L’obiettivo di Snapback è di trasformare “gli smartphone in assistenti capaci di recepire possibili situazioni di pericolo per gli utilizzatori”, spiega Ester vigilante, coo di Snapback con una formazione da linguista. “Abbiamo sviluppato interfacce multimodali rivoluzionarie – continua – nella gestione del rapporto uomo-macchina, per mettere l’uomo e i suoi bisogni al centro dello sviluppo tecnologico. Siamo convinti che l’innovazione debba avere un beneficio per la collettività il più elevato possibile, per questo motivo consideriamo la sicurezza come un mindset, un atteggiamento mentale”.

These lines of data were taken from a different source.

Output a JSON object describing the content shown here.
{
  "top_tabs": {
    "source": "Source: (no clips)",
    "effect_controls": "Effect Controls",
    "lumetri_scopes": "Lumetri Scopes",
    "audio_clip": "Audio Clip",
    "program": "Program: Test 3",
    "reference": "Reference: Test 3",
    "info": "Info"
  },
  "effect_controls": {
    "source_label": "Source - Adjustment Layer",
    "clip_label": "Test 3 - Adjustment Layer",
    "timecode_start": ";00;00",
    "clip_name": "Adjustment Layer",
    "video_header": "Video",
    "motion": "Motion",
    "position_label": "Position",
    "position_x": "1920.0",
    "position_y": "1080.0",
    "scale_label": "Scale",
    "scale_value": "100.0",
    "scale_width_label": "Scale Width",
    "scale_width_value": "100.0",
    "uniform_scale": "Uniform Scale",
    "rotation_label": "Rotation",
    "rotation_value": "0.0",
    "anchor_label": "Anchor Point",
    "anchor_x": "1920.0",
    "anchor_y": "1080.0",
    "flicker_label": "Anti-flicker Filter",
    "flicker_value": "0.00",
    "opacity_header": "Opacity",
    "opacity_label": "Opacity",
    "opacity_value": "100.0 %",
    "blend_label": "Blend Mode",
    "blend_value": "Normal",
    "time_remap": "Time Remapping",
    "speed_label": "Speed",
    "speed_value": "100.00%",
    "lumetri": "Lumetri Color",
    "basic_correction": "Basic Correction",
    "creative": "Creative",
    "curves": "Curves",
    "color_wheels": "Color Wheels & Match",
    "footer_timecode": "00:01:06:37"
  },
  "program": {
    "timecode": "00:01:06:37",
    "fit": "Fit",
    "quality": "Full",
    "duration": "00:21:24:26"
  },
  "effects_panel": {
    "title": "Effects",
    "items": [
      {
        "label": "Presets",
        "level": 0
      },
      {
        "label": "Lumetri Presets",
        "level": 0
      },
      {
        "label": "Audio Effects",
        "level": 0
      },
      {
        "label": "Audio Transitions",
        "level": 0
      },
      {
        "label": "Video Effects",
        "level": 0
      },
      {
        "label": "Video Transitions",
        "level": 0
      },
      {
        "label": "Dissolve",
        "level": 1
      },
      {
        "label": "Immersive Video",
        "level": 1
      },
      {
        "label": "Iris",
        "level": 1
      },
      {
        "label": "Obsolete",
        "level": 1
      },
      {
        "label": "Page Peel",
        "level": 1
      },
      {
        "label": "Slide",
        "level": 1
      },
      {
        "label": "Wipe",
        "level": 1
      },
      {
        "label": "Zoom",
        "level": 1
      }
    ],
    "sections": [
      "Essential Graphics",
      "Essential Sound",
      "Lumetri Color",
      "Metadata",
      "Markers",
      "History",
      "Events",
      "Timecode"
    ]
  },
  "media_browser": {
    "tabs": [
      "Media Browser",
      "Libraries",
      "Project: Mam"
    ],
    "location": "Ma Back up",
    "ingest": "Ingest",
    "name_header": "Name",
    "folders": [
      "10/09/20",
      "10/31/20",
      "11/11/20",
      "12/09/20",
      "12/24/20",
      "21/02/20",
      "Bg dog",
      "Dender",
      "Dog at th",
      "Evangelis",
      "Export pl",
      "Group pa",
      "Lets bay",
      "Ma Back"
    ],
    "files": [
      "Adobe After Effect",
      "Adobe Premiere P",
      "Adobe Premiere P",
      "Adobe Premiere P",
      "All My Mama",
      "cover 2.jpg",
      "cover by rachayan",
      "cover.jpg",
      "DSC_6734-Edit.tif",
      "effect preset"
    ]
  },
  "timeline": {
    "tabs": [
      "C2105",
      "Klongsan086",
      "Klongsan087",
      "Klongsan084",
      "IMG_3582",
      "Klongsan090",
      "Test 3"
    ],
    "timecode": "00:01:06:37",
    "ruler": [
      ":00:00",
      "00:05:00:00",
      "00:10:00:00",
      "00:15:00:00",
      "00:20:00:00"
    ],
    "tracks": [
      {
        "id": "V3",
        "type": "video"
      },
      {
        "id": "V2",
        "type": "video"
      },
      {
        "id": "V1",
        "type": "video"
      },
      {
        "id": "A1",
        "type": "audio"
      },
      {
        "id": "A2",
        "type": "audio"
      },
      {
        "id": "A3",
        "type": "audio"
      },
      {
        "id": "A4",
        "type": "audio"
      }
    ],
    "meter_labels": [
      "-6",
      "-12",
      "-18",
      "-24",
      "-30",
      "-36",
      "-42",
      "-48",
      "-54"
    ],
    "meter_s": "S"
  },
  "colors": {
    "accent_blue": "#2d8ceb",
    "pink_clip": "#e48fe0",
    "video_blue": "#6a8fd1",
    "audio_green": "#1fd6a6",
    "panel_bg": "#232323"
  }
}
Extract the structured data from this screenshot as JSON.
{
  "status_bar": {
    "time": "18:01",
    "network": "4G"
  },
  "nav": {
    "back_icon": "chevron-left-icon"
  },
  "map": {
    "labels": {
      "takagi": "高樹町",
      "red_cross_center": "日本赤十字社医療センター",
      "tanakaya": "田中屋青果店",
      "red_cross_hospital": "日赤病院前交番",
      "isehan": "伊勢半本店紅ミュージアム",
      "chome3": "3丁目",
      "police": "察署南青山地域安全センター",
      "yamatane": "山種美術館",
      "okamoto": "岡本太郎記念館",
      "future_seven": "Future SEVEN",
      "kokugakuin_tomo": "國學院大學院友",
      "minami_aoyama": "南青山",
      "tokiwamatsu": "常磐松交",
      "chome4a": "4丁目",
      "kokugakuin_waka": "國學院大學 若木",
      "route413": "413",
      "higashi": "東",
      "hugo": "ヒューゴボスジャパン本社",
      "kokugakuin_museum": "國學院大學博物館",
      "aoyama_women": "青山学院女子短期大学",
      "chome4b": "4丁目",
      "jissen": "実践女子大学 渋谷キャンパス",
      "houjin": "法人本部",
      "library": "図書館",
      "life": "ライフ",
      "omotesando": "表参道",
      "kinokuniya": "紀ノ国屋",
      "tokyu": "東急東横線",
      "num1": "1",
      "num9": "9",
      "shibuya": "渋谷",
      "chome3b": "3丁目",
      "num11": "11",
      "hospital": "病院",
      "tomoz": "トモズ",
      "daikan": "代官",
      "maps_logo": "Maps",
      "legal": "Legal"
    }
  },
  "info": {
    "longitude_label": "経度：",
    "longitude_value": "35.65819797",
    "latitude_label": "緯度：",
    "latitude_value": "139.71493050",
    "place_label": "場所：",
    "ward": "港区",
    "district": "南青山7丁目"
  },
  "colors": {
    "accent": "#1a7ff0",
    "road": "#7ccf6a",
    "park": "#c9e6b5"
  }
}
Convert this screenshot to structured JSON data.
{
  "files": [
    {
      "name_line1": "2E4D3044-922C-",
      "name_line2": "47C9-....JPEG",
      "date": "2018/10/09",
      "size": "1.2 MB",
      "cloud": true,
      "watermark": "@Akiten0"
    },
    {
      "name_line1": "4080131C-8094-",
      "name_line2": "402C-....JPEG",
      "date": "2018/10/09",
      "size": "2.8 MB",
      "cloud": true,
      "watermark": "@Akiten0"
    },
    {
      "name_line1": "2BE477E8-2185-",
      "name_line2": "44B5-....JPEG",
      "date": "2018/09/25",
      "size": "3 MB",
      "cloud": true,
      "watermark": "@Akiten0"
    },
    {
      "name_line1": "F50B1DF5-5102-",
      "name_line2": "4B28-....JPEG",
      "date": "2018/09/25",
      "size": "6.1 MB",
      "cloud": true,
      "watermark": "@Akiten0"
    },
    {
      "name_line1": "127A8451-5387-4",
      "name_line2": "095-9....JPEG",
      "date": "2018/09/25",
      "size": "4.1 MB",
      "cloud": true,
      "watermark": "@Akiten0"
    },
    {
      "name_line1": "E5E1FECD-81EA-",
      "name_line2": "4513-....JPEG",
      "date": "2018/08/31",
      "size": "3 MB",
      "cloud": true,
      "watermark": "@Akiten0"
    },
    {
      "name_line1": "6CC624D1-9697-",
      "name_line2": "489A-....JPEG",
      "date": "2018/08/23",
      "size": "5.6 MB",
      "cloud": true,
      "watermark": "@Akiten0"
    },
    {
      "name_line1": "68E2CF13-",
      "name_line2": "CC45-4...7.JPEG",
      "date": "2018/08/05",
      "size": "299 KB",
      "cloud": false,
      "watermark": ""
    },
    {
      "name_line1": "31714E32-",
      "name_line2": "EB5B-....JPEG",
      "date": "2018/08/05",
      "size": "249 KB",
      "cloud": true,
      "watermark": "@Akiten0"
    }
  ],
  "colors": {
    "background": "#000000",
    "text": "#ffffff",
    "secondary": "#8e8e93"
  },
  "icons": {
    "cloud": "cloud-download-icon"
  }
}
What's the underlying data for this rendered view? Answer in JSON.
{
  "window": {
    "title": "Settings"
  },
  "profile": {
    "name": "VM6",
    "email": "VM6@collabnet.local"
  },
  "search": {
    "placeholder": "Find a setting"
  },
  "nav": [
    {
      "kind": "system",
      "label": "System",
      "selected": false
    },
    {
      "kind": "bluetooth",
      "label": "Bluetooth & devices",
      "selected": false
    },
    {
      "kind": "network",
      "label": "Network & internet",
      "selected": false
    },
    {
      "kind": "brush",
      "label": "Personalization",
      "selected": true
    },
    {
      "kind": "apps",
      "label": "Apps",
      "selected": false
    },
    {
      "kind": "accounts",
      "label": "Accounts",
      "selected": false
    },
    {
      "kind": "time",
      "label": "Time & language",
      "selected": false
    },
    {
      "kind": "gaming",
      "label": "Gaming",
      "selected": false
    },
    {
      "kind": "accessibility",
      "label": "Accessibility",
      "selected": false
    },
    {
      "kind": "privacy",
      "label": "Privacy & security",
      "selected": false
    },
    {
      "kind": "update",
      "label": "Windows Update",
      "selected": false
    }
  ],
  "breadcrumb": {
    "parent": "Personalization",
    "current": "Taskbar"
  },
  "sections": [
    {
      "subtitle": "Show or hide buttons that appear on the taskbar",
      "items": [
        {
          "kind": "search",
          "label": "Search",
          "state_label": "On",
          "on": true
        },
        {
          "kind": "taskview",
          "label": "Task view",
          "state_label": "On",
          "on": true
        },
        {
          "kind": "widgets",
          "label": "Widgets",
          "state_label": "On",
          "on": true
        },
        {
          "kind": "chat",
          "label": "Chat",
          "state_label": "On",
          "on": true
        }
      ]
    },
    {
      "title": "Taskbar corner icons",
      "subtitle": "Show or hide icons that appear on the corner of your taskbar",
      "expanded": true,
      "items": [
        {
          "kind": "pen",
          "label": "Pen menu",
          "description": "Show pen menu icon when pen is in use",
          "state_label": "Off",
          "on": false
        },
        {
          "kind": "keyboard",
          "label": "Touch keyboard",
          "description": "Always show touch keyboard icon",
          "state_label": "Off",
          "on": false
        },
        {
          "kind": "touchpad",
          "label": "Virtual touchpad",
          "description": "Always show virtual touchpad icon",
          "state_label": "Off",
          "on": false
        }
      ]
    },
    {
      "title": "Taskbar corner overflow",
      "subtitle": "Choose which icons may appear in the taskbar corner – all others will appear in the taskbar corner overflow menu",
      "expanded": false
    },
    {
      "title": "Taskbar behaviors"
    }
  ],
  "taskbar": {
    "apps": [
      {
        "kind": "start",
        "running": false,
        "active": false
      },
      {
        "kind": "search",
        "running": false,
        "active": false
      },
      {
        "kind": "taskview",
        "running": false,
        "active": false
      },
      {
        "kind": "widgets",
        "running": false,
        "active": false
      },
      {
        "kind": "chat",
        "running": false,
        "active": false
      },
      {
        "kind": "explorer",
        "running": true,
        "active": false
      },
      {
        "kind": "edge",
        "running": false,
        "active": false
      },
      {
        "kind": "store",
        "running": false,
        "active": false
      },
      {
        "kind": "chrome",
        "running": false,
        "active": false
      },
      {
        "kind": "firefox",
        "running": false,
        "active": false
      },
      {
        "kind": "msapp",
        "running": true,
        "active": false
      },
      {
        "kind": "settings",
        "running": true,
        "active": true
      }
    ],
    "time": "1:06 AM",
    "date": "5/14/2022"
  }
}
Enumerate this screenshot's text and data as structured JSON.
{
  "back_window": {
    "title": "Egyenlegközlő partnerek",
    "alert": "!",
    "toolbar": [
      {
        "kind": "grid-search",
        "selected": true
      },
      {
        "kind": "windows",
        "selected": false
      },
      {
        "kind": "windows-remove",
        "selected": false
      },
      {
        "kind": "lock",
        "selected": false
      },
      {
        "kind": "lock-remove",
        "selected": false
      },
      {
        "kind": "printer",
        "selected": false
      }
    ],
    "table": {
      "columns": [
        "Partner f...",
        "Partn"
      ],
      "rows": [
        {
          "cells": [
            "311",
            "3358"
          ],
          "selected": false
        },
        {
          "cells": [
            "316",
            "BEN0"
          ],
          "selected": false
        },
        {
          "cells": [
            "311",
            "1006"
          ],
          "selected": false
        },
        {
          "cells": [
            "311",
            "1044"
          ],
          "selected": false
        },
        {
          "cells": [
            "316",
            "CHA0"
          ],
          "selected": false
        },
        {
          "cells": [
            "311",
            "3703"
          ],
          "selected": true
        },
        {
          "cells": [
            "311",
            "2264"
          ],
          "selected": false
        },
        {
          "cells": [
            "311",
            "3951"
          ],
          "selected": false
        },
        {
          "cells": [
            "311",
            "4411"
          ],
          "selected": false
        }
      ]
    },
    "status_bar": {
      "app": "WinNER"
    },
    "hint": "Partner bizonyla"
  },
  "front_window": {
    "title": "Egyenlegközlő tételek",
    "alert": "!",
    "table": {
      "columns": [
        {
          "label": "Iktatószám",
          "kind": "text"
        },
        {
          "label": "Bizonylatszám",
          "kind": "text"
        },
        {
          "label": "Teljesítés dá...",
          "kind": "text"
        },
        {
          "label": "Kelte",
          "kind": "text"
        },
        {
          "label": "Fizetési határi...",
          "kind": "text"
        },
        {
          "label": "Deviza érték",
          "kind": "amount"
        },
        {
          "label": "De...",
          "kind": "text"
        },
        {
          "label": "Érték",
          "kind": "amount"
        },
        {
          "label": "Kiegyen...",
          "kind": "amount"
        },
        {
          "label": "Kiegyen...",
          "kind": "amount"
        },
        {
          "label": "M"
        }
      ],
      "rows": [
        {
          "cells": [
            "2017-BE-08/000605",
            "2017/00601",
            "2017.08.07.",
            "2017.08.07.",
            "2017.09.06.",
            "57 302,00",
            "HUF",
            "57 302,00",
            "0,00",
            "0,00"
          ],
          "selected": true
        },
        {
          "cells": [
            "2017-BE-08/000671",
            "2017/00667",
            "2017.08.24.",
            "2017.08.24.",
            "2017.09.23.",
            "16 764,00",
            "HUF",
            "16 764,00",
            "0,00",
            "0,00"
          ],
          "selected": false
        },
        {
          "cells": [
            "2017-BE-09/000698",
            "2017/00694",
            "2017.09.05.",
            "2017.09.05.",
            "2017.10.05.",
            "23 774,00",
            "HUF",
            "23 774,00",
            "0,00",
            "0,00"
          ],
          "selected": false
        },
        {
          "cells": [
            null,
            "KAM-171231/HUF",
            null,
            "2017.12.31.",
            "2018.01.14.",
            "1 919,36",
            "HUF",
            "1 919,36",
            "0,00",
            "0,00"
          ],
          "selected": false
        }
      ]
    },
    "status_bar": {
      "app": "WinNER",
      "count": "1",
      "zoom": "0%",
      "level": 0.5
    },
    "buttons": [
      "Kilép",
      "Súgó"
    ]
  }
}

Snapback, startup della rosa di Luiss Enlabs, sostenuta da LVenture Group, ha già avviato un progetto pilota con Enel, avendo ricevuto un totale di 150 mila euro da INternet Cleantech ENablers Spark (INCENSe), un progetto sponsorizzato oltre che dalla stessa Enel anche dalla spagnola Endesa, dall’incubatore danese Accelerace e da quello polacco FundingBox. Il programma, che fa parte dei Future Internet Accelerators di Fiware, sostenuto dalla Commissione Europea all’interno del Future Internet Public Private Partnership, è nato per supportare gli imprenditori nella creazione di soluzioni digitali eco-friendly, ampliando le assunzioni nel settore energetico europeo.

“Durante il primo anno di attività – racconta Morlino – ci siamo concentrati sullo sviluppo tecnologico di uno strumento che ci permettesse di creare interfacce più naturali per cambiare la relazione tra uomo-device mobile. Abbiamo visto che ci sono molte aziende pronte ad innovarsi nel settore della sicurezza. Grazie ad Enel, e ora speriamo di proseguire con Eni, stiamo concentrando le nostre forze nel settore della sicurezza delle persone, sul lavoro, su strada e in tutte le aree possibili di applicazione”.